Affected services:

  • Storage

Storage issues affecting jobs and login attempts

Opened on Thursday 26th August 2021, last updated

Resolved — The problem hasn't returned, so we're closing the issue.

Posted by Bob

Monitoring — We may have found the cause of the issues, and we will keep monitoring the stability of the storage.

Posted by Bob

Identified — The file systems are back online, and we're now investigating why the issue keeps popping up.

Posted by Bob

Investigating — Unfortunately, the issue has returned, and it's currently not possible to log in. We are looking into it.

Posted by Bob

Resolved — It looks like the storage is stable now, so we’re closing this issue.

Posted by Bob

Monitoring — The metadata server was in an unhealthy state. We've performed a health check to fix this, restarted the services, and remounted the storage. All file systems are back online, and you should be able to log in again and access your files. We are still monitoring the situation. If you encounter any issues, please let us know. Also, if you had any open files (e.g. running jobs that were writing to files), make sure to double-check these files.

Posted by Bob

Investigating — We are again seeing the same kind of issue with the storage as yesterday. The access to the storage is extremely slow, making it hard to log in and access files. We are investigating the issue again.

Posted by Bob

Monitoring — We've resolved the issue with the storage.
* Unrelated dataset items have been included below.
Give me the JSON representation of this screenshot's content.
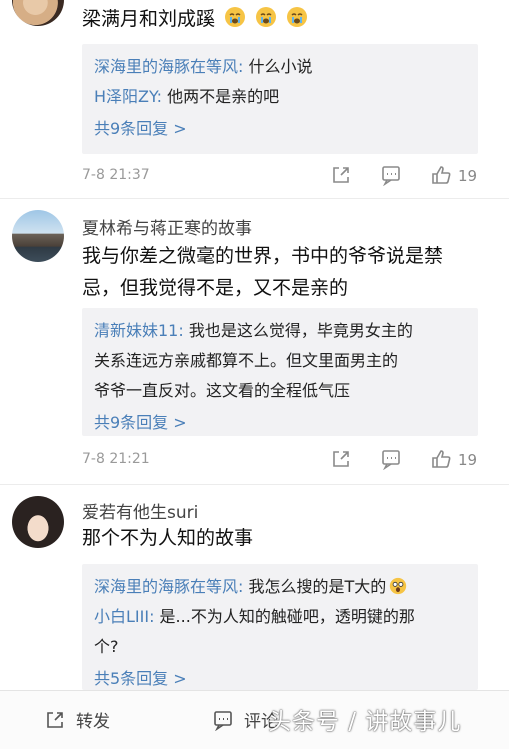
{
  "comments": [
    {
      "text": "梁满月和刘成蹊",
      "emoji_icons": [
        "crying-face-icon",
        "crying-face-icon",
        "crying-face-icon"
      ],
      "replies": [
        {
          "user": "深海里的海豚在等风:",
          "text": " 什么小说"
        },
        {
          "user": "H泽阳ZY:",
          "text": " 他两不是亲的吧"
        }
      ],
      "more": "共9条回复 >",
      "time": "7-8 21:37",
      "likes": "19"
    },
    {
      "name": "夏林希与蒋正寒的故事",
      "text_lines": [
        "我与你差之微毫的世界，书中的爷爷说是禁",
        "忌，但我觉得不是，又不是亲的"
      ],
      "replies": [
        {
          "user": "清新妹妹11:",
          "lines": [
            " 我也是这么觉得，毕竟男女主的",
            "关系连远方亲戚都算不上。但文里面男主的",
            "爷爷一直反对。这文看的全程低气压"
          ]
        }
      ],
      "more": "共9条回复 >",
      "time": "7-8 21:21",
      "likes": "19"
    },
    {
      "name": "爱若有他生suri",
      "text": "那个不为人知的故事",
      "replies": [
        {
          "user": "深海里的海豚在等风:",
          "text": " 我怎么搜的是T大的"
        },
        {
          "user": "小白LIII:",
          "lines": [
            " 是...不为人知的触碰吧，透明键的那",
            "个?"
          ]
        }
      ],
      "more": "共5条回复 >"
    }
  ],
  "bottom_bar": {
    "forward": "转发",
    "comment": "评论"
  },
  "watermark": "头条号 / 讲故事儿",
  "colors": {
    "link": "#4a7fb8",
    "reply_bg": "#f2f2f4",
    "meta": "#9a9a9a"
  }
}
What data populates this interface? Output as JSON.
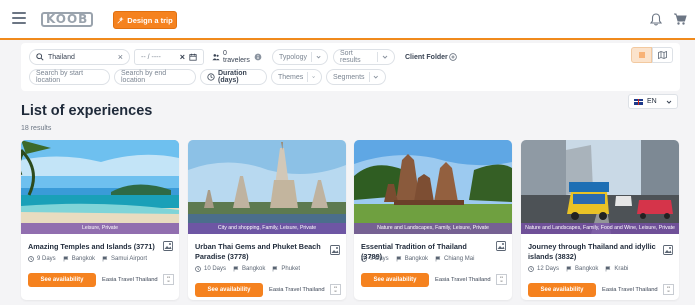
{
  "header": {
    "logo_text": "KOOB",
    "design_button": "Design a trip"
  },
  "filters": {
    "destination_value": "Thailand",
    "date_from_placeholder": "-- / ----",
    "travelers": "0 travelers",
    "typology": "Typology",
    "sort": "Sort results",
    "client_folder": "Client Folder",
    "start_location_placeholder": "Search by start location",
    "end_location_placeholder": "Search by end location",
    "duration": "Duration (days)",
    "themes": "Themes",
    "segments": "Segments"
  },
  "main": {
    "title": "List of experiences",
    "results": "18 results",
    "language": "EN"
  },
  "cards": [
    {
      "tags": "Leisure, Private",
      "title": "Amazing Temples and Islands (3771)",
      "days": "9 Days",
      "start": "Bangkok",
      "end": "Samui Airport",
      "button": "See availability",
      "agency": "Easia Travel Thailand"
    },
    {
      "tags": "City and shopping, Family, Leisure, Private",
      "title": "Urban Thai Gems and Phuket Beach Paradise (3778)",
      "days": "10 Days",
      "start": "Bangkok",
      "end": "Phuket",
      "button": "See availability",
      "agency": "Easia Travel Thailand"
    },
    {
      "tags": "Nature and Landscapes, Family, Leisure, Private",
      "title": "Essential Tradition of Thailand (3789)",
      "days": "9 Days",
      "start": "Bangkok",
      "end": "Chiang Mai",
      "button": "See availability",
      "agency": "Easia Travel Thailand"
    },
    {
      "tags": "Nature and Landscapes, Family, Food and Wine, Leisure, Private",
      "title": "Journey through Thailand and idyllic islands (3832)",
      "days": "12 Days",
      "start": "Bangkok",
      "end": "Krabi",
      "button": "See availability",
      "agency": "Easia Travel Thailand"
    }
  ],
  "colors": {
    "accent": "#f5821f",
    "tag_band": "#7850aa"
  }
}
You should be able to log in again, and jobs should continue running. While we're still monitoring things, we will leave this issue open.

Posted by Bob

Investigating — Due to storage issues it may currently be hard/impossible to log in to Peregrine, and jobs may have issues writing to output files. Only some nodes (including the login node) seem to be affected by this. We're looking into the issue, and we'll update this issue when we have updates.

Posted by Bob